Saya cinta Indonesia, itulah sebabnya kendati sedang berada di negeri kelahiran Rasulullah Saw., saya selalu menyempatkan diri mengikuti cerita-cerita gemes dalam negeri. Mulai kisah haru TM yang mewakili hotnews dedek-dedek gemes hingga pemerkosaan sistematis KPK oleh hakim-hakim Praperadilan.

Dulu Kang Sarpin, kini Kang Haswandi. Nanti-nanti, entah Kang-kang hakim siapa lagi yang akan memerawani KPK.

Iya, jelas saya mengerti, selama mematuhi prosedur legal-formal acara, tak ada yang salah dengan keputusan pengadilan, bagaimanapun ia. Hakim berwenang mutlak memutuskan apa pun. Soal kemudian tersisa kepuasaan versus kekecewaan atas keputusan siding, antara penggugat dan tergugat, itu wajar-wajar saja. Ingat lho, hakim juga manusia, sama halnya dengan dedek-dedek gemes, yang tak selalu bisa menyenangkan semua pihak.

Tetapi lain soal bila kok ternyata yang tak puas atas keputusan pengadilan adalah mayoritas rakyat Indonesia. Lha ini. Dalam logika sebuah hadits tentang “wajibnya hidup dalam sebuah jamaah” (yang berarti itu adalah persoalan tendensi mayoritas), wajar bila membuhul kegundahan: “Masak iya mayoritas orang Indonesia sebagai sebuah jamaah nation-state bersepakat untuk kecewa atas keputusan Kang Haswandi?”

Itu pasti ada apalah-apalahnya yang menjadi “hulu ledak” nurani kolektif kita.

Dulu, BG bahagia dengan putusan Kang Sarpin. Rakyat memekik. Kini, Hadi Pornomo bersorak oleh putusan Kang Haswandi. Rakyat meratap.

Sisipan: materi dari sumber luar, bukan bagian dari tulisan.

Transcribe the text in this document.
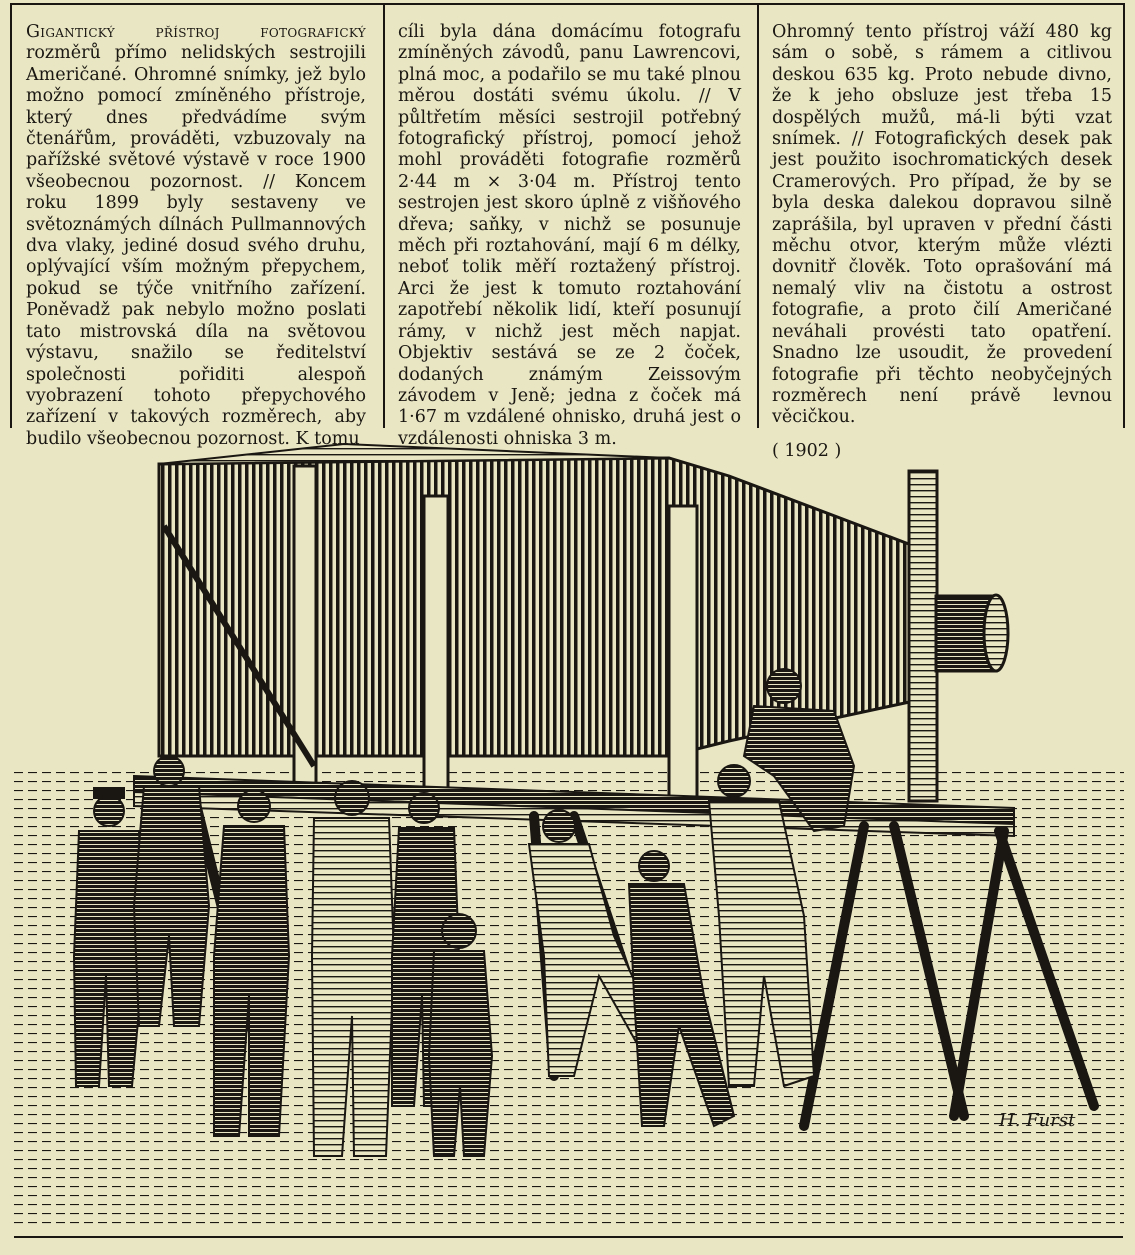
Gigantický přístroj fotografický rozměrů přímo nelidských sestrojili Američané. Ohromné snímky, jež bylo možno pomocí zmíněného přístroje, který dnes předvádíme svým čtenářům, prováděti, vzbuzovaly na pařížské světové výstavě v roce 1900 všeobecnou pozornost. // Koncem roku 1899 byly sestaveny ve světoznámých dílnách Pullmannových dva vlaky, jediné dosud svého druhu, oplývající vším možným přepychem, pokud se týče vnitřního zařízení. Poněvadž pak nebylo možno poslati tato mistrovská díla na světovou výstavu, snažilo se ředitelství společnosti pořiditi alespoň vyobrazení tohoto přepychového zařízení v takových rozměrech, aby budilo všeobecnou pozornost. K tomu

cíli byla dána domácímu fotografu zmíněných závodů, panu Lawrencovi, plná moc, a podařilo se mu také plnou měrou dostáti svému úkolu. // V půltřetím měsíci sestrojil potřebný fotografický přístroj, pomocí jehož mohl prováděti fotografie rozměrů 2·44 m × 3·04 m. Přístroj tento sestrojen jest skoro úplně z višňového dřeva; saňky, v nichž se posunuje měch při roztahování, mají 6 m délky, neboť tolik měří roztažený přístroj. Arci že jest k tomuto roztahování zapotřebí několik lidí, kteří posunují rámy, v nichž jest měch napjat. Objektiv sestává se ze 2 čoček, dodaných známým Zeissovým závodem v Jeně; jedna z čoček má 1·67 m vzdálené ohnisko, druhá jest o vzdálenosti ohniska 3 m.

Ohromný tento přístroj váží 480 kg sám o sobě, s rámem a citlivou deskou 635 kg. Proto nebude divno, že k jeho obsluze jest třeba 15 dospělých mužů, má-li býti vzat snímek. // Fotografických desek pak jest použito isochromatických desek Cramerových. Pro případ, že by se byla deska dalekou dopravou silně zaprášila, byl upraven v přední části měchu otvor, kterým může vlézti dovnitř člověk. Toto oprašování má nemalý vliv na čistotu a ostrost fotografie, a proto čilí Američané neváhali provésti tato opatření. Snadno lze usoudit, že provedení fotografie při těchto neobyčejných rozměrech není právě levnou věcičkou.

( 1902 )

H. Furst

Berbeda sudut pandang dengan Kang Sarpin yang menggunakan amar putusan MK yang meluaskan cakupan Pasal 77 KUHP tentang penetapan status tersangka sebagai materi gugatan Praperadilan, Kang Haswandi menukik lebih enjleb pada “tidak berwenangnya KPK mengangkat penyidik dan penyelidik di luar institusi kepolisian dan kejasaan.” Sehingga, demikian amar Kang Haswandi, segala proses penyelidikan dan penyidikan yang dilakukan oleh penyelidik dan penyidik KPK yang bukan berasal dari dua institusi itu otomatis disebut ilegal. Otomatis pula, segala bentuk penuntutannya pun ilegal, sehingga harus dihentikan.

Sontak KPK terblejeti. Lahir-batin.

Lha iyalah. Keputusan ini membawa konsekuensi sangat dahsyat; bahwa seluruh perkara yang sedang diselidiki dan disidik oleh penyelidik dan penyidik yang diangkat oleh KPK sendiri, yang di UU tidak ada aturan tertulisnya, terancam berstatus ilegal. Terancam berstatus harus dihentikan.

Weladalah, mau jadi apa terus negeri ini? Para haram jadah berzumba-ria, para jelata menggigit jari.

Bayangkan, Bung, pekerjaan penyidikan dan penyelidikan selama berbulan-bulan dan bahkan bertahun-tahun oleh KPK seketika terancam jadi rempeyek oleh “tafsir hukum” Kang Haswandi.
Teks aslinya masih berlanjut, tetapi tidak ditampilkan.